Small Businesses Serving Families Feel the Pinch
BY SUKI WESSLING
A lot of us are feeling fear and uncertainty because of the incursion of COVID-19 into our community. Local small business owners, however, are worried about more than getting sick.
“Our business is our livelihood, and if people don’t sign up for lessons, we can’t pay our employees and that creates a stress on its own,” explains Emily Zimmel of Adventure Sports in Santa Cruz. “I will try to employ my people as long as I can.”
Raising children in Santa Cruz involves an interconnected network of local families, businesses, nonprofits, and government services. Small businesses are at the center of this, providing our community with goods and services, and often operating on the edge of solvency. ‘Business as usual’ is hard enough in a county with a high cost of living, and the arrival of self-quarantine is definitely unusual.
“We are concerned for our employees, who are compensated hourly based on the number of student sessions, as well as the financial health of the business as a whole,” says Rebecca Hoover, Assistant Director at Steps to Success Educational Therapy in Santa Cruz. “Rent and utilities must still be paid, whether or not there are Educational Therapists and Specialists working with students in their respective offices.”

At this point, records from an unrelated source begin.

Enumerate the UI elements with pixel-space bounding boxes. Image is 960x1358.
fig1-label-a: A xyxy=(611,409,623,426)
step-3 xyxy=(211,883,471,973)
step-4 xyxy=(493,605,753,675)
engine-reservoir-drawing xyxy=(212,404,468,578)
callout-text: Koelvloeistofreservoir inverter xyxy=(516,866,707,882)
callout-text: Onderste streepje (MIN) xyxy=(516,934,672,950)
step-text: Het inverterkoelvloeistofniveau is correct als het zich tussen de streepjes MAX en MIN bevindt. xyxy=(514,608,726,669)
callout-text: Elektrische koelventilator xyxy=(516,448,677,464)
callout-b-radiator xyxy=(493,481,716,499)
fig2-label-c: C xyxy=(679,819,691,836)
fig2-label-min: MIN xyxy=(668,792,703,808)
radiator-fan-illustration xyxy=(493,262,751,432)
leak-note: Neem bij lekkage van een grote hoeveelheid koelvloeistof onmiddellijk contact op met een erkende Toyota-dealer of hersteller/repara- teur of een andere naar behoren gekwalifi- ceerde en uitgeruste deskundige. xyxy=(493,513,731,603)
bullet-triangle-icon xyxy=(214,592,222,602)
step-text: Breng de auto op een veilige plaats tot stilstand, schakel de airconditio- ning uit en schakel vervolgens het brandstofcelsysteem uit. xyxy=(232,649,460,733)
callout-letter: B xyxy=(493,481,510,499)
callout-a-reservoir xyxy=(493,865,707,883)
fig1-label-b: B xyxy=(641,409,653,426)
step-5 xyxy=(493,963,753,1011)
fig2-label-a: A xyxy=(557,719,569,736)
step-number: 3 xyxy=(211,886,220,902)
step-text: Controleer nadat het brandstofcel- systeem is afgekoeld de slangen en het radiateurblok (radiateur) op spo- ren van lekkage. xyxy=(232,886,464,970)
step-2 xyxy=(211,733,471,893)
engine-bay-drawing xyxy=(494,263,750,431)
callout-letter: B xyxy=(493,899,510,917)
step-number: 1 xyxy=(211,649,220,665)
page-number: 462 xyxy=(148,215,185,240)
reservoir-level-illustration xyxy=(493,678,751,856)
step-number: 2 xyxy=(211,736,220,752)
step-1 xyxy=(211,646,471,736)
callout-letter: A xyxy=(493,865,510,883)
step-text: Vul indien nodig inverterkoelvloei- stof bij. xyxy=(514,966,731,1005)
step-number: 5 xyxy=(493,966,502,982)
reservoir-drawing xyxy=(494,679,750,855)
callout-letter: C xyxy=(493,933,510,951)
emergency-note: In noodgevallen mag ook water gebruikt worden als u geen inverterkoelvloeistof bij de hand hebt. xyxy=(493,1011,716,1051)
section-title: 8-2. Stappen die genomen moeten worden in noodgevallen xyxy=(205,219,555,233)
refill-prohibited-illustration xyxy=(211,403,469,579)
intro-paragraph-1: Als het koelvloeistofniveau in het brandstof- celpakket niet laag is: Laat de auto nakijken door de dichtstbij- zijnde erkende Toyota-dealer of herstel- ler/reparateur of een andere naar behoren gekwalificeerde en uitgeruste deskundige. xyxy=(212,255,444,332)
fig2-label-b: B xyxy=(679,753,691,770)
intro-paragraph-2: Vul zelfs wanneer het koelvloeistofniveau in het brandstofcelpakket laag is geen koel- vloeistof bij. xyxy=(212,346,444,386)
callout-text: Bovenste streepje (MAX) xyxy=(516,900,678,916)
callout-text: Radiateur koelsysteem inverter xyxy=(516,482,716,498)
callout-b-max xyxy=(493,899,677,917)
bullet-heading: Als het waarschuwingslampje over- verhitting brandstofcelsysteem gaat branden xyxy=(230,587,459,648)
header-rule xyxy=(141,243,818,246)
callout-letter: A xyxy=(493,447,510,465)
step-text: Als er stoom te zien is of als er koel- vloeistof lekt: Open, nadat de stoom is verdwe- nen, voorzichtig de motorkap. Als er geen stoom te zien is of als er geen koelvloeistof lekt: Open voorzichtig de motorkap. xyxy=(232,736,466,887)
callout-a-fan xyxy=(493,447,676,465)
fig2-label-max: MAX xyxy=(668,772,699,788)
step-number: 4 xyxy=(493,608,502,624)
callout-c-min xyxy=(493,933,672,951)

Our small businesses are inextricably woven into the fabric of the whole community. Emily Zimmel explains how the shutdown of UCSC has sent shockwaves into her business, which doesn’t even directly serve UCSC students.
“[One employee’s] two roommates are leaving for home and she is left with the rent to herself. Unless she can find two people to move into her house or find another place to live, she’ll also have to move home. For us that means losing an employee that we value.”
Linnaea Avenell, who runs an after school program called Little Garden Patch Farm out of her home, describes confusion and contradiction as she called multiple agencies to get guidance on what she should do.
“It was really scary to experience how long it was taking for any official guidance to come out about what we would need to do once the virus began to spread in the community,” she explains. “Information about what would happen at that stage was aimed at schools and businesses, not daycares.”
Avenell had to depend on parents in her community—including an epidemiologist and a public health worker—for guidance. She ultimately decided to close the business well before licensing agencies made the recommendation.
“I must say that although we are extremely worried about finances—March is the month when all of our big advertising bills have already come due—I’m at the same time relieved to only be responsible this week for the welfare of my own household.”
Businesses that serve children are serving a low-risk population as far as COVID-19 is concerned. But humans are connected in a complex web that links small children to more vulnerable populations. Providers are having to balance concerns of public safety with concerns about the stability of their businesses and also the mental health of their target population.
“The most concerning aspect of this is the possible decrease in educational and emotional support for our students and families, who really could use more support than ever during this period,” Rebecca Hoover says.
“Online learning is just not a feasible option for some of our students.”
“We have been very worried this past week about how children are being affected by all of this,” Avenell says.
“Even two or three weeks ago they were becoming fearful, presumably overhearing parents talking at home and perhaps hearing the news.”
Lizz Hodgin Weihrauch’s business, MusicalMe, serves preschool-aged children, and she points out the irony of having to distance small children when connection is what they need most.
“Now is when what we at MusicalMe do is most needed,” she says. “Have you seen the viral video of an empty street in Siena, Italy where everyone is at their window, singing their town’s song? It’s heart-wrenching.
Music soothes us, music unifies us. Music is a necessary part of life, especially during the hard times.”
All of our local businesses are trying to adapt as best they can. Some, like Little Garden Patch Farm, will have to wait for life to return to normal. Others are seeking out ways to serve their population as best they can.
“Our teachers and students are all looking forward to classes starting again in April, if health concerns permit,” Weihrauch says. “We’re also looking into the possibility of offering online, virtual classes. These in no way will replace the visceral, in-person experience we share in our classes, but at least it will give home-bound families with young children something special to share together.”
Growing Up in Santa Cruz, a small, local business itself, encourages you to reach out to the businesses that are suffering the effects of this devastating change.
Santa Cruz has nothing if we don’t have community.